Post # 1
I have a close friend who is pregnant after having a miscarriage. I’d love to celebrate the good news and I wonder what would be a nice gesture–flowers, a card, some kind of pregnancy gift? Grateful for your input!
Post # 2
Flowers and a card, an edible arrangement, something like that would be great. I don’t know how far along your friend is, but for me, I would not want any pregnancy related gifts as being pregnant after a MC is a very scary time and I didn’t want anything to do with pregnancy related items until I knew for sure things were progressing well. That’s very sweet of you.
Post # 3
vanessa7: how about a pregnancy basket. It’s both useful and could be funny.

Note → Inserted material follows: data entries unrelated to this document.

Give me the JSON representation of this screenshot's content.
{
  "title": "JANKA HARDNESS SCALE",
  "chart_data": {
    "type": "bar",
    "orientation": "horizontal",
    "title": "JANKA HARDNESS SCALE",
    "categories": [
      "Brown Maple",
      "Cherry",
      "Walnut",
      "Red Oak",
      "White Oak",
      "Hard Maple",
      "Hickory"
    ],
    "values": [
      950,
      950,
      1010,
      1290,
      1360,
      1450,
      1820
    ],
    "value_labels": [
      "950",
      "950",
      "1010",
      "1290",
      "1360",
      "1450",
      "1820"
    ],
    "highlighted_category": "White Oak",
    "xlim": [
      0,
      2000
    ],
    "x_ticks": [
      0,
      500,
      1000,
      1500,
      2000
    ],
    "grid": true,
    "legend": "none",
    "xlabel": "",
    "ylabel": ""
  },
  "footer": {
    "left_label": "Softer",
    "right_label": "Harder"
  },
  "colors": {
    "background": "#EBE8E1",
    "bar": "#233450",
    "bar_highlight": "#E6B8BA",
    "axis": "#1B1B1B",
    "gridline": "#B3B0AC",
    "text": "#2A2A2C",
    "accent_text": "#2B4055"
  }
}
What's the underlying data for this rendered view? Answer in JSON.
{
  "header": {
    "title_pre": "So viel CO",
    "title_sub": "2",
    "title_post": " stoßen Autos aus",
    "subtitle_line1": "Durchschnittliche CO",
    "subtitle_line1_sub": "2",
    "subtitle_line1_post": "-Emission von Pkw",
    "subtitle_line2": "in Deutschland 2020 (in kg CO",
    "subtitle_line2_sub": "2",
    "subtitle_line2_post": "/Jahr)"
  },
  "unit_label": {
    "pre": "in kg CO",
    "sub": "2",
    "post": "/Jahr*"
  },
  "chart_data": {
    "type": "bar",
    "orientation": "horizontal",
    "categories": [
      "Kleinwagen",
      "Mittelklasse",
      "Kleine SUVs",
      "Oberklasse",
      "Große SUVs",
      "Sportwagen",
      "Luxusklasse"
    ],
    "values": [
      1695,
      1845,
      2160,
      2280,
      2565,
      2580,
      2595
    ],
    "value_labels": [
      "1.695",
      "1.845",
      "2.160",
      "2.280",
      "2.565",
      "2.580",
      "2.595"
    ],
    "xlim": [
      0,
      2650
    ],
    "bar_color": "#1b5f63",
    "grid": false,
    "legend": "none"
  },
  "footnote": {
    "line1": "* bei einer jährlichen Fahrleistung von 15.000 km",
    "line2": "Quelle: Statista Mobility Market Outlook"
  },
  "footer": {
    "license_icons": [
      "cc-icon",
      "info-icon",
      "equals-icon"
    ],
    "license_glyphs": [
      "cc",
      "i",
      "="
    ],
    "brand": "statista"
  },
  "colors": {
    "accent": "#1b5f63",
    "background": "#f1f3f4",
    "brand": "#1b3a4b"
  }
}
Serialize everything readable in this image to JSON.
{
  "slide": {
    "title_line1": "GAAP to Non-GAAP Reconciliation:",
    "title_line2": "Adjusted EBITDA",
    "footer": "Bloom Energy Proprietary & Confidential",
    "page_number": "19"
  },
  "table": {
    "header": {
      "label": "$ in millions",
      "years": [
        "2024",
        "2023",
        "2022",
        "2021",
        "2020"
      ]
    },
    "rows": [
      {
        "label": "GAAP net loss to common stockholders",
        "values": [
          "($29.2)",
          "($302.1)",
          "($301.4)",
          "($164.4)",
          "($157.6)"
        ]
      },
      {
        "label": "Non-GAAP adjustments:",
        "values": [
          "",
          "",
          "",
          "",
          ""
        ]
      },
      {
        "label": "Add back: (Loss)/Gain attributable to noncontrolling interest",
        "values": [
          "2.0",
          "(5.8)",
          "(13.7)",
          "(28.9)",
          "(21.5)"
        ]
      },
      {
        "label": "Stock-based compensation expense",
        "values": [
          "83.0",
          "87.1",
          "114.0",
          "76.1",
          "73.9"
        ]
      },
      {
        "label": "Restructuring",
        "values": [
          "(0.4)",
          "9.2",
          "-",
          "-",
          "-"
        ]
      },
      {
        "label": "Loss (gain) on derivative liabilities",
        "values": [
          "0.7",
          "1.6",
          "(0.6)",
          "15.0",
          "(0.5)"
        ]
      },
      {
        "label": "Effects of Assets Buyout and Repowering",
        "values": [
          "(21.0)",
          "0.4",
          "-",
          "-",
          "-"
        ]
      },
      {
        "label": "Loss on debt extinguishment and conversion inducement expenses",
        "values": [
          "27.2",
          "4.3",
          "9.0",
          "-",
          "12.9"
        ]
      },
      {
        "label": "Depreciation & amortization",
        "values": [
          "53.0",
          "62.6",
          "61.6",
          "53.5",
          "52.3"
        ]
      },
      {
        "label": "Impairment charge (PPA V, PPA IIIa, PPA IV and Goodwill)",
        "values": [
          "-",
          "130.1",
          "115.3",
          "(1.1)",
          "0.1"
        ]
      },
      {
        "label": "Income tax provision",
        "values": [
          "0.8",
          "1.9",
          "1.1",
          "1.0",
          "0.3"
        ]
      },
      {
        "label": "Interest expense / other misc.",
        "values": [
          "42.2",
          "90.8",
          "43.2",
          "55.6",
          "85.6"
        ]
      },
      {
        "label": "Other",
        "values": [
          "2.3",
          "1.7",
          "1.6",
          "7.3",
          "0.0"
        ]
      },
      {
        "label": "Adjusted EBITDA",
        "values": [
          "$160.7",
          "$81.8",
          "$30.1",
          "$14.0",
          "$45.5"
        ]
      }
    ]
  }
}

For my friend I did- prep h , travel toothbrush and toothpaste for the unexpected vomit, non alcoholic wine, stretch mark cream, “3 free” nail polishes(pregnancy safe)- I used Essie, but opi is safe as well. A sleep mask, pepper mints… And a bottle of whiskey for dad. They LOVED it.
she in return got me a basket filled with pickle stuff- pickle flavored mints, gum, lip gloss and pickle band aids for the clumsy pregnancy. She also got Darling Husband a book – “What to expect when your wife’s expanding!” (prepragnancy I lives pickles so that’s why she went that theme)
also do to note- between her and I, I was the MC one. So what your doing is very nice!
Post # 4
vanessa7: How far along is she? I would wait until the time of the baby shower, as she had a previous MC and may want to be cautious. Thats what we did with a friend (who is giving birth right now)!!! She wanted to make sure she was in the clear before celebrating too much. Then it was gifts, cards, flowers… You name it. You can always ask how she is feeling, gauge her reaction to things at the moment & go from there.
Post # 5
She’s only a month along so not very far. Since this is her 3rd baby, I don’t think she is going to have a baby shower, but I’d love to celebrate her good news and this new, tiny life! I will definitely stay away from pregnancy related gifts since I am sure it is still scary post-mc.
Thank you, all!
Post # 6
vanessa7: I agree with Sofetch. She is only one month along. I wouldn’t do anything to celebrate the baby just yet. Wait until the first trimester is up.
Post # 7
vanessa7: I think it is sweet that you want to do something for her now, but I would wait for a big gesture later. I think a sweet note (text, email, snail mail) now just saying–I know it doesn’t take away your earlier pain, but I’m so happy for you now–sending all my thoughts and prayers your direction.
Then, once she gets to her 12-14 week, send her some flowers or cookie arrangement just saying–“thinking of you”.